Der stetige Rhythmus und die Geschwindigkeit des Alltags bieten dem Men­schen kaum noch Freiräume und demzufolge wird die Nervosität als perma­nenter Erregungszustand zur typischen Erkrankung des Großstadtbewohners.[10] Neben den raschen und wechselnden Eindrücken, die auf jeden Einzelnen ein­strömen, leidet der Großstadtmensch auch an der Vermassung und Entindivi­dualisierung der Stadt. Die Auswirkungen der enormen Entwicklung der mo­dernen Technologie, Industrie und Geldwirtschaft um die Jahrhundertwende beschreibt Simmel wie folgt:

„Jedenfalls, dem Überwuchern der objektiven Kultur ist das Individuum weniger und weniger gewachsen. Vielleicht weniger bewußt, als in der Praxis und in den dunklen Gesamtgefühlen, die ihr entstammen, ist es zu einer quantité négligeable herabgedrückt, zu einem Staubkorn gegenüber einer ungeheuren Organisation von Dingen und Mäch­ten, die ihm alle Fortschritte, Geistigkeiten, Werte allmählich aus der Hand spielen und sie aus der Form des subjektiven in die eines rein objektiven Lebens überführen. Es be­darf nur des Hinweises, daß die Großstädte die eigentlichen Schauplätze dieser, über alles Persönliche hinauswachsenden Kultur sind. Hier bietet sich in Bauten und Lehran­stalten, in den Wundern und Komforts der raumüberwindenden Technik, in den For­mungen des Gemeinschaftslebens und in den sichtbaren Institutionen des Staates eine so überwältigende Fülle kriystallisierten, unpersönlich gewordenen Geistes, daß die Per­sönlichkeit sich sozusagen dagegen nicht halten kann.“[11]

Die Einwohner der Stadt werden zum Teil einer großen Masse, in der sich je­der behaupten muss. Ferner gewährt das Großstadtleben den Menschen kaum noch Freiräume, um ihre Individualität zu entfalten.[12] Durch die immer spürba­rere Ökonomisierung und Mechanisierung des äußeren Lebens droht das ei­gentlich Menschliche unter einer Anhäufung von Außenphänomenen, Institu­tionen und Konventionen abhanden zu kommen.[13]

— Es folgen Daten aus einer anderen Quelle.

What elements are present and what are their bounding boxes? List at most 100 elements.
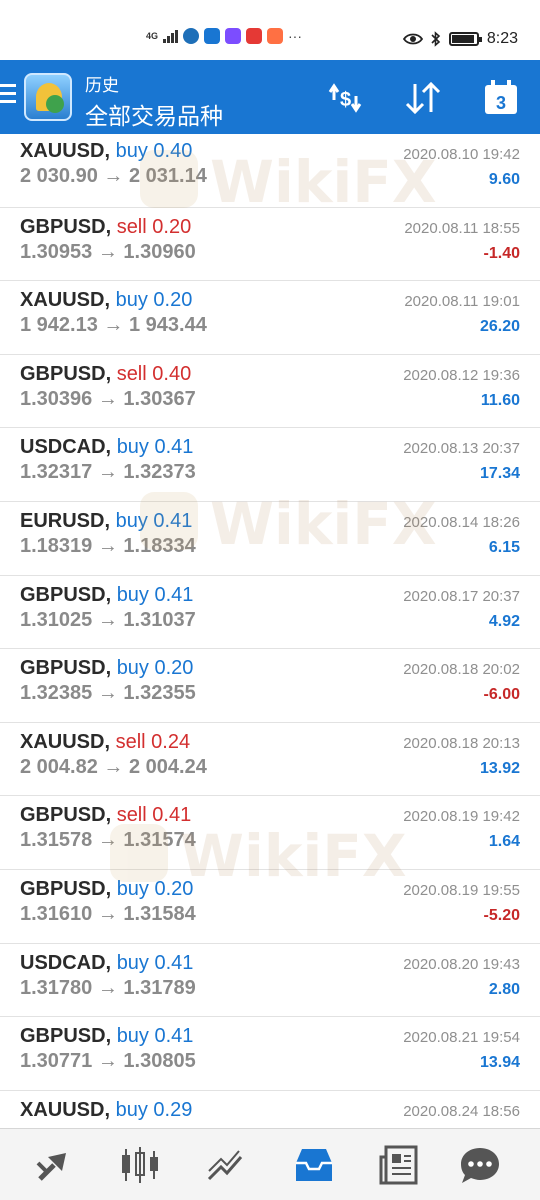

Bei der Lyrik des Expressionismus könne man, so Rothe, von einer soziologi­schen Dichtung sprechen, welche das Schicksal der Einzelseele zwischen Tau­senden abwandelt. Demgegenüber steht der Lyriker, der das Neu-Werdende von außen betrachtet und das Bild, die Änderung und die Be­gebenheiten der Umwelt zu fixieren bzw. zu erfassen versucht.[14]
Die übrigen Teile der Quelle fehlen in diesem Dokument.